The latter was developed to address a technical size limitation, which by default restricts the maximum number of rows within a base to 100k. The Big Data backend enables the storage of millions of rows in a single base, overcoming this limitation. However, due to the vast amount of data handled, not all functions are supported by the big data backend. Particularly, real-time collaboration is not supported for data stored in the big data backend.
Default Backend (JSON-file based backend)¶
The core of a SeaTable Server lies in its base editor, facilitating real-time collaborative work directly within the browser.
When a base is opened in the base editor, dtable-server initiates a request to the dtable-storage-server to retrieve the corresponding JSON-file from storage. Subsequently, dtable-server renders the base and loads its content into the server's memory. All modifications are stored in memory and simultaneously recorded in the operation log within the MariaDB database. Every five minutes, dtable-server automatically saves these changes to the file system, persisting them in the JSON-file.
Furthermore, the dtable-storage-server generates a snapshot of the base every 24 hours, capturing any changes that have occurred in the interim. Essentially, a snapshot is a complete copy of the JSON-file.
Why are the bases not stored in MariaDB?
Initially, it may seem counterintuitive that SeaTable saves base data in a JSON-file rather than directly in the MariaDB database.
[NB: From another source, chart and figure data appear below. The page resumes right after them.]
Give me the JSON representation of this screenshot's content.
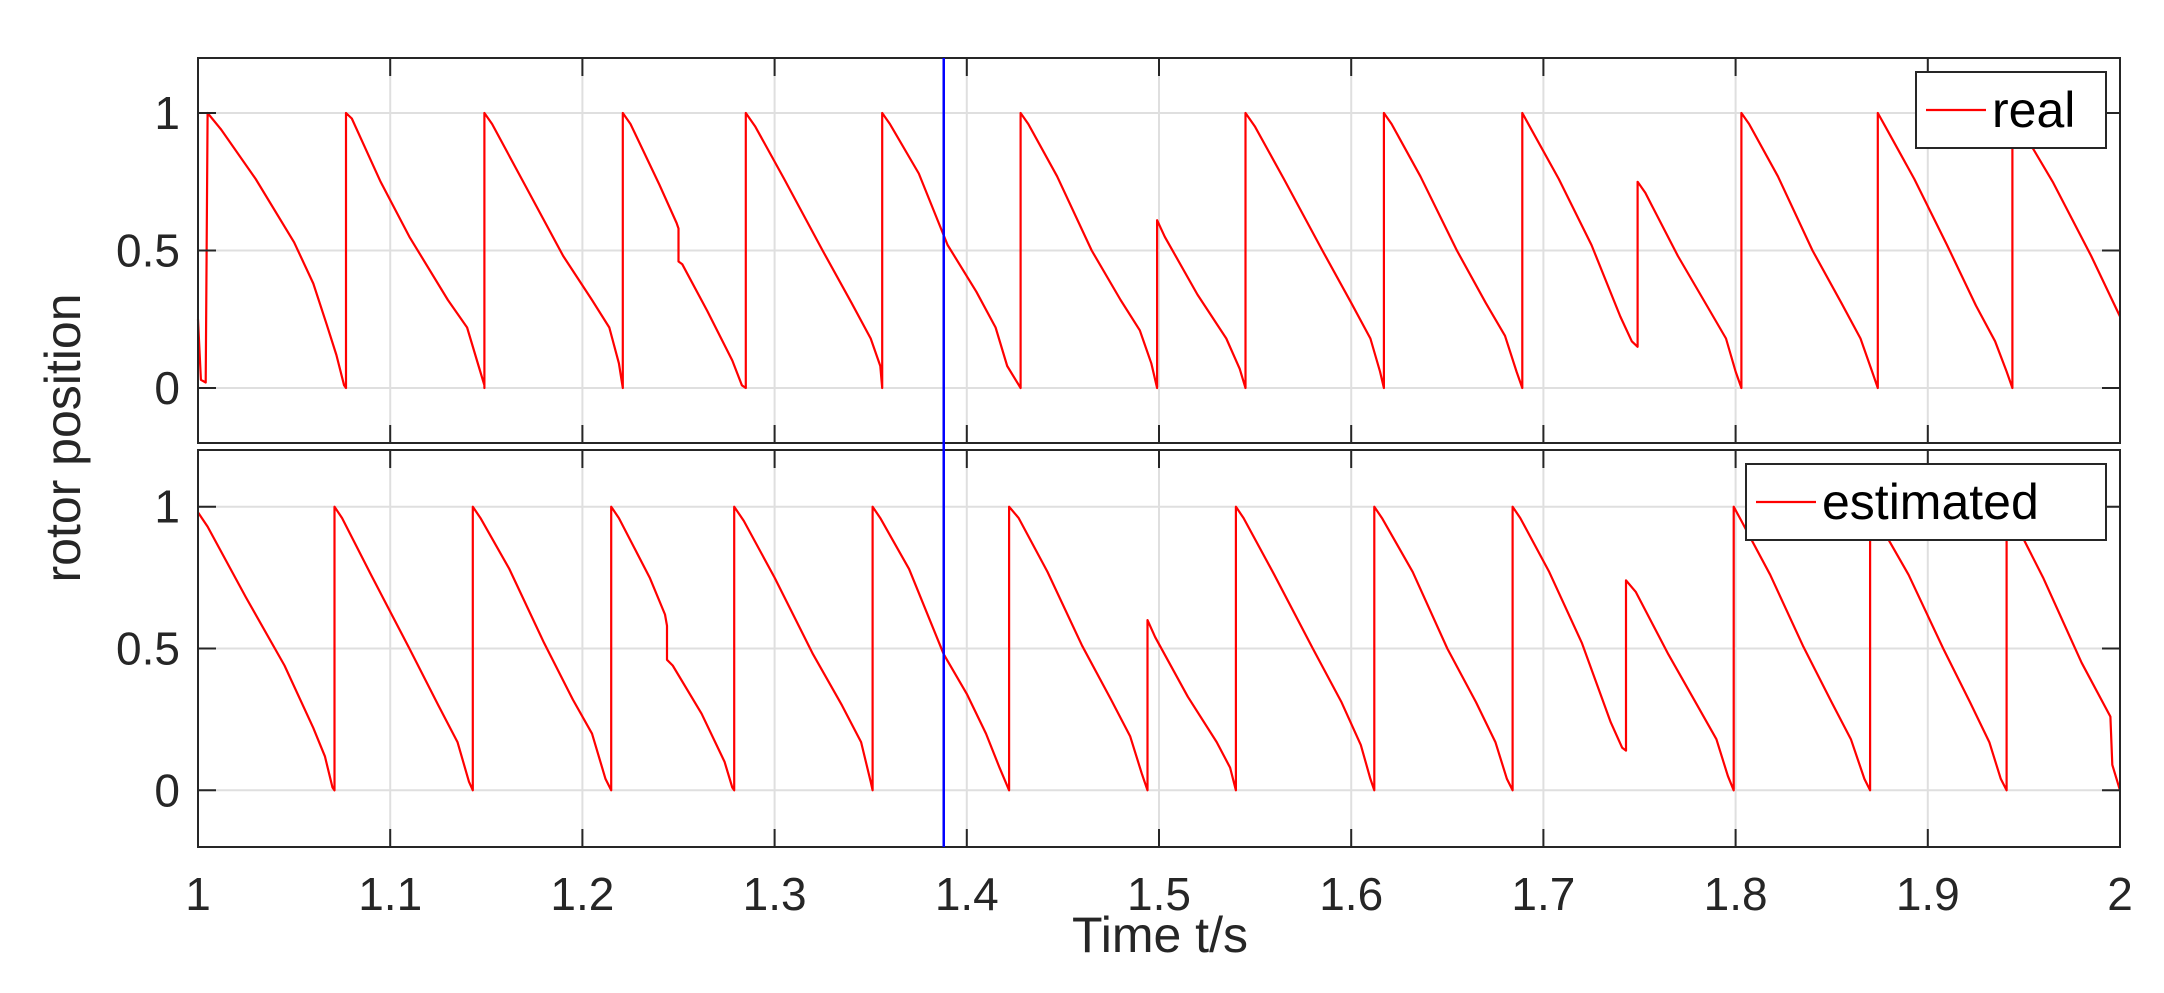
{
  "chart_data": {
    "type": "line",
    "xlabel": "Time t/s",
    "ylabel": "rotor position",
    "xlim": [
      1,
      2
    ],
    "ylim": [
      -0.2,
      1.2
    ],
    "x_ticks": [
      "1",
      "1.1",
      "1.2",
      "1.3",
      "1.4",
      "1.5",
      "1.6",
      "1.7",
      "1.8",
      "1.9",
      "2"
    ],
    "y_ticks": [
      "0",
      "0.5",
      "1"
    ],
    "grid": true,
    "cursor_x": 1.388,
    "colors": {
      "series": "#ff0000",
      "cursor": "#0000ff",
      "grid": "#dfdfdf",
      "axes": "#262626"
    },
    "panels": [
      {
        "name": "real",
        "legend_position": "top-right",
        "points": [
          [
            1.0,
            0.25
          ],
          [
            1.0015,
            0.03
          ],
          [
            1.004,
            0.02
          ],
          [
            1.005,
            1.0
          ],
          [
            1.012,
            0.94
          ],
          [
            1.03,
            0.76
          ],
          [
            1.05,
            0.53
          ],
          [
            1.06,
            0.38
          ],
          [
            1.067,
            0.23
          ],
          [
            1.072,
            0.12
          ],
          [
            1.076,
            0.01
          ],
          [
            1.077,
            0.0
          ],
          [
            1.077,
            1.0
          ],
          [
            1.08,
            0.98
          ],
          [
            1.095,
            0.75
          ],
          [
            1.11,
            0.55
          ],
          [
            1.13,
            0.32
          ],
          [
            1.14,
            0.22
          ],
          [
            1.146,
            0.08
          ],
          [
            1.149,
            0.01
          ],
          [
            1.149,
            0.0
          ],
          [
            1.149,
            1.0
          ],
          [
            1.153,
            0.96
          ],
          [
            1.17,
            0.74
          ],
          [
            1.19,
            0.48
          ],
          [
            1.205,
            0.32
          ],
          [
            1.214,
            0.22
          ],
          [
            1.219,
            0.09
          ],
          [
            1.221,
            0.0
          ],
          [
            1.221,
            1.0
          ],
          [
            1.225,
            0.96
          ],
          [
            1.24,
            0.74
          ],
          [
            1.249,
            0.6
          ],
          [
            1.25,
            0.58
          ],
          [
            1.25,
            0.46
          ],
          [
            1.252,
            0.45
          ],
          [
            1.265,
            0.28
          ],
          [
            1.278,
            0.1
          ],
          [
            1.283,
            0.01
          ],
          [
            1.285,
            0.0
          ],
          [
            1.285,
            1.0
          ],
          [
            1.29,
            0.95
          ],
          [
            1.305,
            0.76
          ],
          [
            1.325,
            0.5
          ],
          [
            1.34,
            0.31
          ],
          [
            1.35,
            0.18
          ],
          [
            1.355,
            0.08
          ],
          [
            1.356,
            0.0
          ],
          [
            1.356,
            1.0
          ],
          [
            1.36,
            0.96
          ],
          [
            1.375,
            0.78
          ],
          [
            1.39,
            0.52
          ],
          [
            1.405,
            0.35
          ],
          [
            1.415,
            0.22
          ],
          [
            1.421,
            0.08
          ],
          [
            1.428,
            0.0
          ],
          [
            1.428,
            1.0
          ],
          [
            1.432,
            0.96
          ],
          [
            1.447,
            0.77
          ],
          [
            1.465,
            0.5
          ],
          [
            1.48,
            0.32
          ],
          [
            1.49,
            0.21
          ],
          [
            1.496,
            0.09
          ],
          [
            1.499,
            0.0
          ],
          [
            1.499,
            0.61
          ],
          [
            1.503,
            0.55
          ],
          [
            1.52,
            0.34
          ],
          [
            1.535,
            0.18
          ],
          [
            1.542,
            0.07
          ],
          [
            1.545,
            0.0
          ],
          [
            1.545,
            1.0
          ],
          [
            1.55,
            0.95
          ],
          [
            1.565,
            0.76
          ],
          [
            1.585,
            0.5
          ],
          [
            1.6,
            0.31
          ],
          [
            1.61,
            0.18
          ],
          [
            1.615,
            0.06
          ],
          [
            1.617,
            0.0
          ],
          [
            1.617,
            1.0
          ],
          [
            1.621,
            0.96
          ],
          [
            1.636,
            0.77
          ],
          [
            1.655,
            0.5
          ],
          [
            1.67,
            0.31
          ],
          [
            1.68,
            0.19
          ],
          [
            1.686,
            0.06
          ],
          [
            1.689,
            0.0
          ],
          [
            1.689,
            1.0
          ],
          [
            1.693,
            0.95
          ],
          [
            1.708,
            0.76
          ],
          [
            1.725,
            0.52
          ],
          [
            1.74,
            0.26
          ],
          [
            1.746,
            0.17
          ],
          [
            1.749,
            0.15
          ],
          [
            1.749,
            0.75
          ],
          [
            1.753,
            0.71
          ],
          [
            1.77,
            0.48
          ],
          [
            1.785,
            0.3
          ],
          [
            1.795,
            0.18
          ],
          [
            1.8,
            0.06
          ],
          [
            1.803,
            0.0
          ],
          [
            1.803,
            1.0
          ],
          [
            1.807,
            0.96
          ],
          [
            1.822,
            0.77
          ],
          [
            1.84,
            0.5
          ],
          [
            1.855,
            0.31
          ],
          [
            1.865,
            0.18
          ],
          [
            1.871,
            0.06
          ],
          [
            1.874,
            0.0
          ],
          [
            1.874,
            1.0
          ],
          [
            1.878,
            0.95
          ],
          [
            1.893,
            0.76
          ],
          [
            1.91,
            0.52
          ],
          [
            1.925,
            0.3
          ],
          [
            1.935,
            0.17
          ],
          [
            1.941,
            0.06
          ],
          [
            1.944,
            0.0
          ],
          [
            1.944,
            1.0
          ],
          [
            1.948,
            0.95
          ],
          [
            1.965,
            0.75
          ],
          [
            1.985,
            0.48
          ],
          [
            2.0,
            0.26
          ]
        ]
      },
      {
        "name": "estimated",
        "legend_position": "top-right",
        "points": [
          [
            1.0,
            0.98
          ],
          [
            1.005,
            0.93
          ],
          [
            1.025,
            0.68
          ],
          [
            1.045,
            0.44
          ],
          [
            1.06,
            0.22
          ],
          [
            1.066,
            0.12
          ],
          [
            1.07,
            0.01
          ],
          [
            1.071,
            0.0
          ],
          [
            1.071,
            1.0
          ],
          [
            1.075,
            0.96
          ],
          [
            1.09,
            0.76
          ],
          [
            1.11,
            0.5
          ],
          [
            1.125,
            0.3
          ],
          [
            1.135,
            0.17
          ],
          [
            1.141,
            0.03
          ],
          [
            1.143,
            0.0
          ],
          [
            1.143,
            1.0
          ],
          [
            1.147,
            0.96
          ],
          [
            1.162,
            0.78
          ],
          [
            1.18,
            0.52
          ],
          [
            1.195,
            0.32
          ],
          [
            1.205,
            0.2
          ],
          [
            1.212,
            0.04
          ],
          [
            1.215,
            0.0
          ],
          [
            1.215,
            1.0
          ],
          [
            1.219,
            0.96
          ],
          [
            1.235,
            0.75
          ],
          [
            1.243,
            0.62
          ],
          [
            1.244,
            0.58
          ],
          [
            1.244,
            0.46
          ],
          [
            1.247,
            0.44
          ],
          [
            1.262,
            0.27
          ],
          [
            1.274,
            0.1
          ],
          [
            1.278,
            0.01
          ],
          [
            1.279,
            0.0
          ],
          [
            1.279,
            1.0
          ],
          [
            1.284,
            0.95
          ],
          [
            1.3,
            0.75
          ],
          [
            1.32,
            0.48
          ],
          [
            1.335,
            0.3
          ],
          [
            1.345,
            0.17
          ],
          [
            1.35,
            0.03
          ],
          [
            1.351,
            0.0
          ],
          [
            1.351,
            1.0
          ],
          [
            1.355,
            0.96
          ],
          [
            1.37,
            0.78
          ],
          [
            1.388,
            0.48
          ],
          [
            1.4,
            0.34
          ],
          [
            1.41,
            0.2
          ],
          [
            1.417,
            0.08
          ],
          [
            1.422,
            0.0
          ],
          [
            1.422,
            1.0
          ],
          [
            1.427,
            0.96
          ],
          [
            1.442,
            0.77
          ],
          [
            1.46,
            0.51
          ],
          [
            1.475,
            0.32
          ],
          [
            1.485,
            0.19
          ],
          [
            1.491,
            0.06
          ],
          [
            1.494,
            0.0
          ],
          [
            1.494,
            0.6
          ],
          [
            1.498,
            0.54
          ],
          [
            1.515,
            0.33
          ],
          [
            1.53,
            0.17
          ],
          [
            1.537,
            0.08
          ],
          [
            1.54,
            0.0
          ],
          [
            1.54,
            1.0
          ],
          [
            1.544,
            0.96
          ],
          [
            1.56,
            0.76
          ],
          [
            1.58,
            0.5
          ],
          [
            1.595,
            0.31
          ],
          [
            1.605,
            0.16
          ],
          [
            1.61,
            0.04
          ],
          [
            1.612,
            0.0
          ],
          [
            1.612,
            1.0
          ],
          [
            1.616,
            0.96
          ],
          [
            1.632,
            0.77
          ],
          [
            1.65,
            0.5
          ],
          [
            1.665,
            0.31
          ],
          [
            1.675,
            0.17
          ],
          [
            1.681,
            0.04
          ],
          [
            1.684,
            0.0
          ],
          [
            1.684,
            1.0
          ],
          [
            1.688,
            0.96
          ],
          [
            1.703,
            0.77
          ],
          [
            1.72,
            0.52
          ],
          [
            1.735,
            0.24
          ],
          [
            1.741,
            0.15
          ],
          [
            1.743,
            0.14
          ],
          [
            1.743,
            0.74
          ],
          [
            1.748,
            0.7
          ],
          [
            1.765,
            0.48
          ],
          [
            1.78,
            0.3
          ],
          [
            1.79,
            0.18
          ],
          [
            1.796,
            0.05
          ],
          [
            1.799,
            0.0
          ],
          [
            1.799,
            1.0
          ],
          [
            1.803,
            0.95
          ],
          [
            1.818,
            0.76
          ],
          [
            1.835,
            0.51
          ],
          [
            1.85,
            0.31
          ],
          [
            1.86,
            0.18
          ],
          [
            1.867,
            0.04
          ],
          [
            1.87,
            0.0
          ],
          [
            1.87,
            1.0
          ],
          [
            1.874,
            0.95
          ],
          [
            1.89,
            0.76
          ],
          [
            1.908,
            0.5
          ],
          [
            1.922,
            0.31
          ],
          [
            1.932,
            0.17
          ],
          [
            1.938,
            0.04
          ],
          [
            1.941,
            0.0
          ],
          [
            1.941,
            1.0
          ],
          [
            1.945,
            0.95
          ],
          [
            1.96,
            0.75
          ],
          [
            1.98,
            0.45
          ],
          [
            1.995,
            0.26
          ],
          [
            1.996,
            0.09
          ],
          [
            2.0,
            0.0
          ]
        ]
      }
    ]
  }
}
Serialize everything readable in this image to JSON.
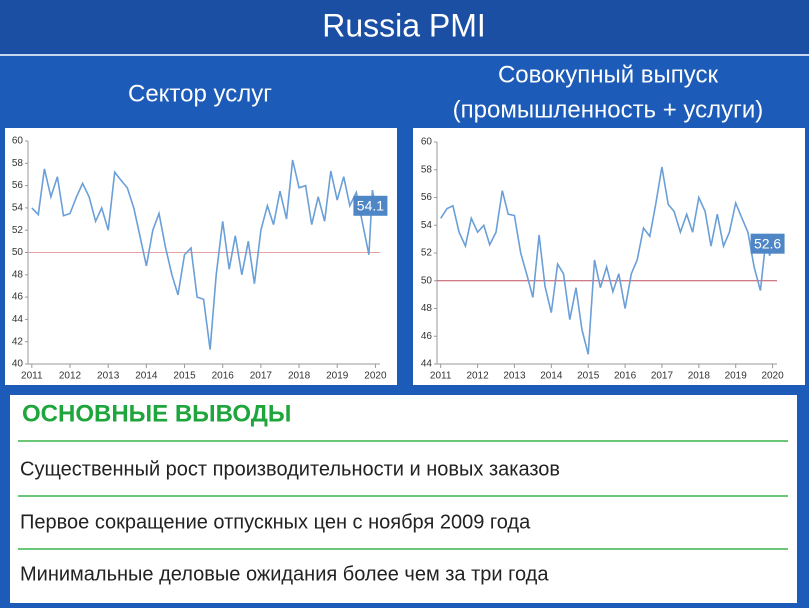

However, this decision stems from the efficiency of SQL tables in handling vast numbers of rows. The challenge arises when altering the database structure, such as adding new columns, renaming columns, or changing column types in a table containing hundreds of thousands of rows. In such cases, direct database storage proves inefficient.
To address this issue, SeaTable opts to persist base data in JSON-files instead. While this JSON-based backend approach offers flexibility, it also imposes a limitation on base size. A technical constraint of 200MB per JSON-object translates to a default maximum of 100k rows per base. When nearing this limit, records can be transferred to the Big Data storage via the archive view operation, mitigating potential issues.
Big Data Backend (SQL-like database)¶
The second backend, known as the big data backend, diverges from the conventional JSON-file storage method by utilizing an SQL-like database capable of accommodating millions of rows within a base. Activating the Big Data backend for a base prompts SeaTable to create a new database structure tailored to accommodate large datasets.
To access data stored in the big data backend, users must create a Big Data View, which, unlike conventional views, loads a preview of up to 1k rows by default. To retrieve additional rows, users can make requests within the web interface to get more data.
Unlike the default backend, the Big Data backend does not load data into the server's memory, rendering real-time collaboration unsupported. Given the challenges of interacting with millions of rows within a browser-based spreadsheet interface, users typically access such large datasets via the SQL query Plugin, the SeaTable API or through the SQL-like query language provided by dtable-db.